Kathleen Legault déplore les « ratés dans la vaccination scolaire » à Montréal en juin dernier. Elle craint les conséquences pour les élèves de milieux vulnérables. « On comprend bien que s’il y a un plus faible taux de vaccination chez les élèves et leurs parents, il y aura peut-être plus d’éclosions, de mesures. Est-ce que les mesures sanitaires dans l’école seront plus strictes ? Est-ce qu’il y aura plus de journées à distance ? Ça nous préoccupe réellement. »
L’Alliance des professeures et professeurs de Montréal souligne que l’enseignement hybride et à distance alourdit la tâche des enseignants et qu’il est « moins efficace ». « On sait que, pour les élèves, ce n’est pas la meilleure chose », dit sa présidente Catherine Beauvais St-Pierre. Elle estime que les taux actuels sont « inquiétants pour la rentrée régulière ».

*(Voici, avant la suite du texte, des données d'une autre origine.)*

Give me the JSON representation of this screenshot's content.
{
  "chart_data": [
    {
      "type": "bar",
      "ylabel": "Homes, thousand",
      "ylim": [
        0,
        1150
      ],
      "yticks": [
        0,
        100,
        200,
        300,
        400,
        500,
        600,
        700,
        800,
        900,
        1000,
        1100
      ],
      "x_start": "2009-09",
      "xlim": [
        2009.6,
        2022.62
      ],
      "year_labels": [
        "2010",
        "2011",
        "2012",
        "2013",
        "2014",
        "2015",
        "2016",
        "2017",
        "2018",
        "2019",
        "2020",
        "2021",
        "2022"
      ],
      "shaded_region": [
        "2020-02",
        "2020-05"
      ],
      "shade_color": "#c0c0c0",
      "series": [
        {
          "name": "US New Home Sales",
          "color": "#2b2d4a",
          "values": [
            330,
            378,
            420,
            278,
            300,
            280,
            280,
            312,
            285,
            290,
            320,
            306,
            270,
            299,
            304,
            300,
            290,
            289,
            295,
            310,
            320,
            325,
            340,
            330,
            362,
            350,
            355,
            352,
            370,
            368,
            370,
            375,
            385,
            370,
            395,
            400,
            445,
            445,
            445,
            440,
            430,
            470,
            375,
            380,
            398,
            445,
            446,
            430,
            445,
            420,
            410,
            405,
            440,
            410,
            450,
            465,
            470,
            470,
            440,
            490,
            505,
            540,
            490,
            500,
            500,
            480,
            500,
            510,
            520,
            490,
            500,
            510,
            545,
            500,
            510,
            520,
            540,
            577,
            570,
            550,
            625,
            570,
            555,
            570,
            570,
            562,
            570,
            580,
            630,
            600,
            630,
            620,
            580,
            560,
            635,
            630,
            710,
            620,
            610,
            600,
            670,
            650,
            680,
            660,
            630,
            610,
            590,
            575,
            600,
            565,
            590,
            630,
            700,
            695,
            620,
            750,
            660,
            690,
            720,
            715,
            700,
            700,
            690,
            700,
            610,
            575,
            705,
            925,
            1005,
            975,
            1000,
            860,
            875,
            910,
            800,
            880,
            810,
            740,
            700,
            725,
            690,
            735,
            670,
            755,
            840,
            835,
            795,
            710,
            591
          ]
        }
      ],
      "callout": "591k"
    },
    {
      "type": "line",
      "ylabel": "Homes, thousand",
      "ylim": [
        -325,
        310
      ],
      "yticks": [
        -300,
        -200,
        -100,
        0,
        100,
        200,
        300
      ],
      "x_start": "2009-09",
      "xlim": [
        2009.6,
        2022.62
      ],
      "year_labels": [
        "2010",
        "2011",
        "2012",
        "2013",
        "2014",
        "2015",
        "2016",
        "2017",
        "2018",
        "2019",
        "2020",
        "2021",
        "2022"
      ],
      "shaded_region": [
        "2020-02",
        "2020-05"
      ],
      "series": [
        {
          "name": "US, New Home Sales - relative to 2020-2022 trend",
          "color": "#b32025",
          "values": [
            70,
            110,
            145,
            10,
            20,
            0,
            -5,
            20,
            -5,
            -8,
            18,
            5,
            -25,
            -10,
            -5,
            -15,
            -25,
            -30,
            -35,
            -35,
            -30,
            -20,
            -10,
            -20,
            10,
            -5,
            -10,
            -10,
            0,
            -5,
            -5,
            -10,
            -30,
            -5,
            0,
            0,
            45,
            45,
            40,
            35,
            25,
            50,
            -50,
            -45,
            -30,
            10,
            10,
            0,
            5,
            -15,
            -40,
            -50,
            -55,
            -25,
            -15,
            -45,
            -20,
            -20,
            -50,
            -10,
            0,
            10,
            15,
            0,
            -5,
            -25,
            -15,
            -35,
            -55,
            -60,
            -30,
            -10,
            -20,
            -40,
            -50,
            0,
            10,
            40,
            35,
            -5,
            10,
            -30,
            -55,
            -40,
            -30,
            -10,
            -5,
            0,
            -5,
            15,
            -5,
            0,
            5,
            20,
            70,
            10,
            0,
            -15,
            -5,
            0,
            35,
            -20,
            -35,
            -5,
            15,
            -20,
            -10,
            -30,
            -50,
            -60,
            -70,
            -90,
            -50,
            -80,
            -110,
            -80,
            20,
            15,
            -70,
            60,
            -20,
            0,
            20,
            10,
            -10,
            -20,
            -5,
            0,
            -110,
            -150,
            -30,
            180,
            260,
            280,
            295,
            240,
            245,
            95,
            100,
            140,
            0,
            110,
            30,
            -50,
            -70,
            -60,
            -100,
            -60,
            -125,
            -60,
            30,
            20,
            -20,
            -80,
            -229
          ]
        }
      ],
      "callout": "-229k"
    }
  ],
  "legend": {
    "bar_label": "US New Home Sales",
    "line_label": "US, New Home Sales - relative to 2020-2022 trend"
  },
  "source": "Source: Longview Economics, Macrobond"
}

Le gouvernement a signalé que le taux de vaccination des 12 à 17 ans devait atteindre 75 % pour que le retour en classe soit « normal ». Actuellement, 19 % des élèves montréalais sont adéquatement vaccinés, c’est-à-dire qu’ils ont reçu deux doses ou en ont reçu une seule, mais ont été infectés par la COVID-19.
La Dre Mylène Drouin surveille de près le variant Delta (originaire de l’Inde). « On parle beaucoup du 75 %, mais en réalité, avec le variant Delta, si on veut vraiment une couverture intéressante pour éviter des éclosions importantes, c’est plus autour de 8385 % qu’on devrait viser », dit-elle.